Quatre syndicats sur cinq ont signé cet accord qui révèle une avancée vers ce qu'on appelle la flexisécurité. L'étape définitive aura lieu lors du passage devant le Parlement, en principe avant l'été 2008. On assiste à l'introduction de la possibilité d'une rupture à l'amiable du CDI. En cas d'entente, l'employeur et le salariés pourraient signer un accord de rupture conventionnelle, qui serait ensuite validé par la Direction Départementale du Travail dans un délai de 15 jours. Ceci donnerait droit pour le salarié aux allocations chômage et à une indemnité de licenciement. A partir d'un an d'ancienneté, cette indemnité ne pourrait être inférieure à 20 % d'un mois de salaire par année passée dans l'entreprise. En contrepartie, le recours du salarié aux Prud'hommes serait rendu plus difficile.
La rupture du contrat ne pourra être contestée au-delà du délai de six mois après signature du solde de tout compte.

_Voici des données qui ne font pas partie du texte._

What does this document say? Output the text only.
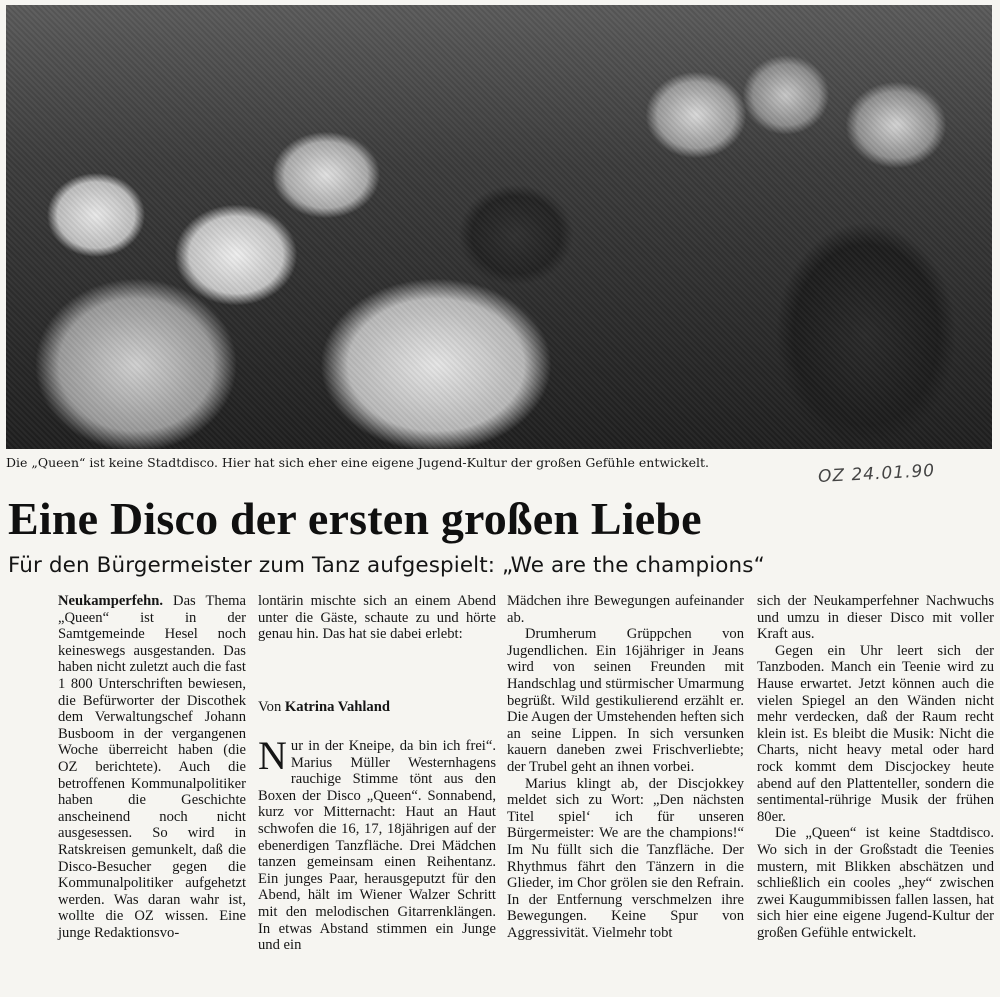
Die „Queen“ ist keine Stadtdisco. Hier hat sich eher eine eigene Jugend-Kultur der großen Gefühle entwickelt.	OZ 24.01.90
Eine Disco der ersten großen Liebe
Für den Bürgermeister zum Tanz aufgespielt: „We are the champions“

Neukamperfehn. Das Thema „Queen“ ist in der Samtgemeinde Hesel noch keineswegs ausgestanden. Das haben nicht zuletzt auch die fast 1 800 Unterschriften bewiesen, die Befürworter der Discothek dem Verwaltungschef Johann Busboom in der vergangenen Woche überreicht haben (die OZ berichtete). Auch die betroffenen Kommunalpolitiker haben die Geschichte anscheinend noch nicht ausgesessen. So wird in Ratskreisen gemunkelt, daß die Disco-Besucher gegen die Kommunalpolitiker aufgehetzt werden. Was daran wahr ist, wollte die OZ wissen. Eine junge Redaktionsvo-

lontärin mischte sich an einem Abend unter die Gäste, schaute zu und hörte genau hin. Das hat sie dabei erlebt:

Von Katrina Vahland

Nur in der Kneipe, da bin ich frei“. Marius Müller Westernhagens rauchige Stimme tönt aus den Boxen der Disco „Queen“. Sonnabend, kurz vor Mitternacht: Haut an Haut schwofen die 16, 17, 18jährigen auf der ebenerdigen Tanzfläche. Drei Mädchen tanzen gemeinsam einen Reihentanz. Ein junges Paar, herausgeputzt für den Abend, hält im Wiener Walzer Schritt mit den melodischen Gitarrenklängen. In etwas Abstand stimmen ein Junge und ein

Mädchen ihre Bewegungen aufeinander ab.

Drumherum Grüppchen von Jugendlichen. Ein 16jähriger in Jeans wird von seinen Freunden mit Handschlag und stürmischer Umarmung begrüßt. Wild gestikulierend erzählt er. Die Augen der Umstehenden heften sich an seine Lippen. In sich versunken kauern daneben zwei Frischverliebte; der Trubel geht an ihnen vorbei.

Marius klingt ab, der Discjokkey meldet sich zu Wort: „Den nächsten Titel spiel‘ ich für unseren Bürgermeister: We are the champions!“ Im Nu füllt sich die Tanzfläche. Der Rhythmus fährt den Tänzern in die Glieder, im Chor grölen sie den Refrain. In der Entfernung verschmelzen ihre Bewegungen. Keine Spur von Aggressivität. Vielmehr tobt

sich der Neukamperfehner Nachwuchs und umzu in dieser Disco mit voller Kraft aus.

Gegen ein Uhr leert sich der Tanzboden. Manch ein Teenie wird zu Hause erwartet. Jetzt können auch die vielen Spiegel an den Wänden nicht mehr verdecken, daß der Raum recht klein ist. Es bleibt die Musik: Nicht die Charts, nicht heavy metal oder hard rock kommt dem Discjockey heute abend auf den Plattenteller, sondern die sentimental-rührige Musik der frühen 80er.

Die „Queen“ ist keine Stadtdisco. Wo sich in der Großstadt die Teenies mustern, mit Blikken abschätzen und schließlich ein cooles „hey“ zwischen zwei Kaugummibissen fallen lassen, hat sich hier eine eigene Jugend-Kultur der großen Gefühle entwickelt.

Par ailleurs les partenaires sociaux proposent d'allonger les durées de périodes d'essai. Elles seraient de 1 et 2 mois pour les ouvriers et employés, de 2 et 3 mois pour les techniciens et agents de maîtrise et entre 3 et 4 mois pour les cadres. Ces durées ne seraient renouvelables qu'une fois sans pouvoir dépasser respectivement 4,6 ou 8 mois.